Sunday 8 November 2009

'Let's be fair, which one of us is more immoral?'

Music of the day: Tum Ek Gorakh Dhanda Ho - Nusrat Fateh Ali Khan

It is impossible for the average London Muslim to be ignorant of the Regent's Park Mosque, also known as the London Central Mosque. Founded some sixty years ago in response to the efforts of Lord Headley and that Indian Croesus, the Nizam of Hyderabad, this rather beautiful mosque is an early gesture of friendship from London to the Muslim world. It commemorates the deaths of a vast number of Indian Muslims in the British war efforts, and is a token of the British government's (dubious) respect for a dissatisfied minority population in its Empire.

If only the matter had ended there.

Unfortunately, a mosque, like any other building, requires a substantial amount of money. The London Central Mosque did not spring up mysteriously one night, like the little picturesque house of God on my street in Lahore, untainted by the sweaty hand of some gritty benefactor. Much of its funding sprung from the oil wells of the Middle East. And therein, friend, lies the problem.

While strolling casually from the elegant interior of the LCM, I decided, on a whim, to enter the little book-store located on the premises. For anyone familiar with pre-Musharraf Pakistan, think 'Karachi airport duty-free'. Several shelves were stacked with scents, little mystic symbols and various curios to which I paid scant attention. The majority of the space available was of course bedecked with brightly coloured books and pamphlets. There was Islam for Children. A shelf full of it. There were the obligatory leather bound Qurans and books of Hadith. There were biographies of the Prophet (but not the much praised work by Martin Lings, which is, according to the shop assistant, full of 'inaccuracies'). And in one of the lower shelves, the inquisitive eye will also find the section of General Vitriolic Writings. In this nether section I came upon a whole series of books - 'The Reality of...'.

I selected 'The Reality of Shiism.' From the reverse of the book, allow me to reproduce a selection of catch phrases.

'the fact of the Shiite deviation from the straight path'
'perverse tenets'
'Irani Shi'ites and their so called "Islamic Revolution"'
'turmoil, injustice and barbarism'
'abyss which seperates the Shi'ites from the Muslim majority'
'deviant sect'

I decided to interrupt the shop assistant's attempts to educate a young girl ('where is God?

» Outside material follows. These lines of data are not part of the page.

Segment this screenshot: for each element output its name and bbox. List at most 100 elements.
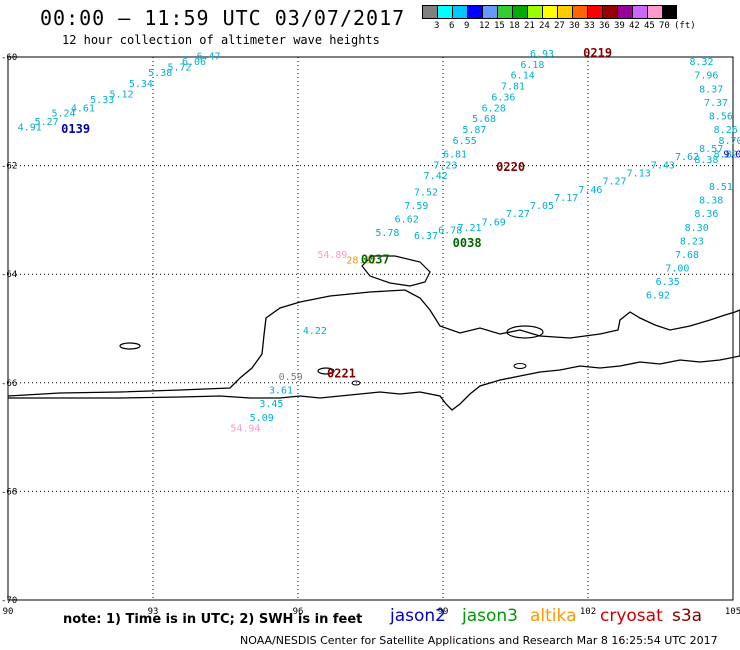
latitude-tick-label: -64 — [1, 270, 17, 280]
wave-height-label: 6.81 — [443, 149, 467, 160]
legend-label: 30 — [569, 21, 580, 31]
legend-label: 12 — [479, 21, 490, 31]
legend-label: 70 — [659, 21, 670, 31]
wave-height-label: 6.37 — [414, 231, 438, 242]
wave-height-label: 7.69 — [482, 217, 506, 228]
wave-height-label: 7.59 — [404, 201, 428, 212]
legend-swatch — [452, 5, 467, 19]
wave-height-label: 9.03 — [723, 149, 740, 160]
legend-swatch — [527, 5, 542, 19]
legend-swatch — [662, 5, 677, 19]
wave-height-label: 6.18 — [520, 60, 544, 71]
latitude-tick-label: -66 — [1, 379, 17, 389]
island-outline — [506, 325, 544, 339]
wave-height-label: 5.38 — [148, 68, 172, 79]
satellite-legend-jason2: jason2 — [390, 606, 446, 626]
wave-height-label: 7.05 — [530, 201, 554, 212]
footer-credit: NOAA/NESDIS Center for Satellite Applica… — [240, 634, 718, 647]
wave-height-label: 8.38 — [694, 155, 718, 166]
wave-height-label: 8.26 — [714, 125, 738, 136]
island-outline — [513, 363, 527, 369]
latitude-tick-label: -60 — [1, 53, 17, 63]
satellite-legend-altika: altika — [530, 606, 577, 626]
wave-height-label: 7.42 — [424, 171, 448, 182]
longitude-tick-label: 90 — [3, 607, 14, 617]
legend-label: 15 — [494, 21, 505, 31]
latitude-tick-label: -70 — [1, 596, 17, 606]
track-id-label: 0220 — [496, 160, 525, 174]
wave-height-label: 5.78 — [375, 228, 399, 239]
legend-swatch — [437, 5, 452, 19]
wave-height-label: 8.56 — [709, 111, 733, 122]
wave-height-label: 4.91 — [18, 122, 42, 133]
legend-swatch — [587, 5, 602, 19]
legend-swatch — [572, 5, 587, 19]
wave-height-label: 5.27 — [35, 117, 59, 128]
legend-swatch — [512, 5, 527, 19]
wave-height-label: 5.12 — [110, 90, 134, 101]
wave-height-label: 7.00 — [665, 263, 689, 274]
wave-height-label: 6.78 — [438, 225, 462, 236]
wave-height-label: 7.27 — [506, 209, 530, 220]
wave-height-label: 6.14 — [511, 71, 535, 82]
wave-height-label: 5.72 — [168, 63, 192, 74]
map-subtitle: 12 hour collection of altimeter wave hei… — [62, 33, 380, 47]
latitude-tick-label: -68 — [1, 487, 17, 497]
wave-height-label: 5.24 — [52, 109, 76, 120]
legend-label: 18 — [509, 21, 520, 31]
coastline — [7, 289, 740, 411]
wave-height-label: 5.09 — [250, 413, 274, 424]
satellite-legend-cryosat: cryosat — [600, 606, 663, 626]
legend-swatch — [542, 5, 557, 19]
legend-swatch — [632, 5, 647, 19]
longitude-tick-label: 93 — [148, 607, 159, 617]
wave-height-label: 7.13 — [627, 168, 651, 179]
wave-height-label: 8.82 — [714, 149, 738, 160]
legend-swatch — [557, 5, 572, 19]
wave-height-label: 8.36 — [694, 209, 718, 220]
island-outline — [351, 380, 361, 386]
footer-note: note: 1) Time is in UTC; 2) SWH is in fe… — [63, 612, 363, 627]
wave-height-label: 7.81 — [501, 82, 525, 93]
wave-height-label: 7.21 — [458, 223, 482, 234]
latitude-tick-label: -62 — [1, 162, 17, 172]
wave-height-label: 7.62 — [675, 152, 699, 163]
wave-height-label: 7.68 — [675, 250, 699, 261]
wave-height-label: 8.70 — [719, 136, 740, 147]
longitude-tick-label: 96 — [293, 607, 304, 617]
wave-height-label: 8.38 — [699, 196, 723, 207]
wave-height-label: 6.62 — [395, 215, 419, 226]
wave-height-label: 3.45 — [259, 399, 283, 410]
wave-height-label: 7.52 — [414, 187, 438, 198]
wave-height-label: 7.17 — [554, 193, 578, 204]
wave-height-label: 6.55 — [453, 136, 477, 147]
wave-height-label: 5.34 — [129, 79, 153, 90]
legend-label: 24 — [539, 21, 550, 31]
legend-label: 39 — [614, 21, 625, 31]
wave-height-label: 8.32 — [690, 57, 714, 68]
wave-height-label: 8.37 — [699, 84, 723, 95]
legend-label: 21 — [524, 21, 535, 31]
longitude-tick-label: 102 — [580, 607, 596, 617]
wave-height-label: 7.37 — [704, 98, 728, 109]
island-outline — [317, 367, 335, 375]
wave-height-label: 5.68 — [472, 114, 496, 125]
legend-label: 6 — [449, 21, 455, 31]
wave-height-label: 6.92 — [646, 291, 670, 302]
wave-height-label: 54.94 — [230, 424, 260, 435]
legend-label: 3 — [434, 21, 440, 31]
wave-height-label: 4.61 — [71, 103, 95, 114]
wave-height-label: 7.96 — [694, 71, 718, 82]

Here? There? In Heaven?') and asked him if he didn't consider this to be a particularly offensive book for a large number of Muslims.

'Which part of it is offensive?'
'Well...how about "perverse tenets", to start with?'
'What does that mean?'
'You don't think that might be offensive?'
'I don't know what it is.'

To clarify for what readers this post may attract, the bearded shop assistant was white, English and seemed reasonably educated. I decided not to comply with a definition, and thereby give him the opportunity to inquire if it was not an accurate description of the Shia faith. I instead moved on to one of the other choice quotations. By this time we had been joined by a customer, who genially suggested that the author must be a scholar of some sort, and as such be more informed than us. Part of his basis for this conclusion was, I believe, the prefix of 'Sheikh' in the author's name.

'Besides,' my fellow customer noted, after following me to the section where I displayed, in scarce suppressed horror, the General Vitriolic Section's wares, 'they're right. There is only one path. Al the others are wrong.'

How is it that the Muslim world feels justified in raising its rusty scimitar at the first sign of a Danish Prophet-depicting cartoon, but will freely justify hate mongering in its own book stores against members of its own religion? How is it that millions upon millions of Muslims the world over complain bitterly of unfair airport checks and the visa trouble when every Pakistani Ahmedi must classify himself as a non-Muslim on his passport, voiding any right to enter Mecca in fulfilment of pilgrimage?

People in glass houses shouldn't throw stones, and hypocrites most certainly should not preach.

For anyone who wants a look at the 'Reality' series, I submit: http://www.salafibookstore.com/sbs/index.cfm?scn=books&ProductID=B595&do=detail&book=

There was also a 'Reality of Sufism', if anyone's interested. The title of this post is a reference to one of my favourite Khayyam quatrains:

O Mullah, we do more work than you,
Even drunk, we are more sober than you
You drink the blood of people, we that of the grape
Let's be fair, which of us is more immoral?